ERROR: could not write block … of temporary file: No space left of device
This error indicates that Postgres ran out of disk space while writing a temporary file. Postgres cleans up temporary files automatically when the query ends, and temporary tables at the end of the database session.
If this error is recurrent, review queries that generate large temporary files and consider optimizing them to reduce their disk usage.
Out of Memory Errors
Out of memory (OOM) errors occur when the server running your database can’t allocate enough memory for connections, query execution, or its buffer.

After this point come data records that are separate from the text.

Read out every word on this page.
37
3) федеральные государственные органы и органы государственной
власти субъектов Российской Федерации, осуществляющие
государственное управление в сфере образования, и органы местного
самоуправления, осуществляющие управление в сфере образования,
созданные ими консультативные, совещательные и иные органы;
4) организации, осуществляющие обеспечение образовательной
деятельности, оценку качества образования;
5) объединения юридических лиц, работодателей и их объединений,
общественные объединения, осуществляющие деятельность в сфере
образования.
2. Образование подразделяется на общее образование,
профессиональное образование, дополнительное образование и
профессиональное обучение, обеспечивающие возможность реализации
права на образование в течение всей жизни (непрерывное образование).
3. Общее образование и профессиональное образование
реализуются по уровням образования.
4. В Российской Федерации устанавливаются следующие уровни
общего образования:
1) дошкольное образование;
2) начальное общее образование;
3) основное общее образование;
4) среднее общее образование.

Several factors can contribute to memory exhaustion, such as expensive queries or a high number of concurrent connections. Review your database usage and upgrade your plan if your database workload requires more memory resources.
See Understanding Heroku Postgres Out of Memory Errors for more details.
Extremely Complex Querying
Sort and hash operations each allocate up towork_mem. A single complex query can allocate multiples of work_mem if it contains several sorts of hash nodes. Sort operations arise from ORDER BY, DISTINCT, and merge joins. Hash operations arise from hash joins, hash aggregations, and IN subqueries. A single complex query can trigger several of these operations simultaneously. This memory pressure multiplies with concurrent connections that run memory-intensive operations.
Ruby, ActiveRecord, and Prepared Statements
Prepared statements allow Postgres to parse a query once and reuse it efficiently. However, many ORMs don’t construct prepared statements effectively and create a separate prepared statement for each distinct parameter in a query. For example, let’s say our app allows its users to select products from a product table by ID. If customer A selects two products, ActiveRecord defines a query and creates a prepared statement:
SELECT * FROM products WHERE id IN ($1, $2);
If customer B, in the same app, for the same query, selects four products instead of two, ActiveRecord creates a new prepared statement:
SELECT * FROM products WHERE id IN ($1, $2, $3, $4);
Because these are distinct queries, the prepared statement cache grows depending on the variability in the IN clause, consuming significant memory over time. Consider disabling prepared statements or adjusting the number of prepared statements that your app caches.
Disabling Prepared Statements in Rails
To disable prepared statements, update your config/database.yml file to include the prepared_statements parameter:
production:
adapter: postgresql
prepared_statements: false
To adjust the size of the prepared statement cache, update your config/database.yml file to include the statement_limit parameter (defaults to 1000).
production:
adapter: postgresql
statement_limit: 200
Too Many Connections
Each Postgres connection allocates memory for its backend process regardless of whether it’s actively executing a query. Many idle connections can exhaust the available RAM before hitting the connection limit. Use a connection pooler such as PgBouncer to reuse and reduce the number of Postgres connections to the database.
Database Plan is Too Small
If query and connection optimizations don’t resolve the OOM errors, it’s possible your database plan doesn’t have enough memory for your workload. Consider upgrading to a higher plan.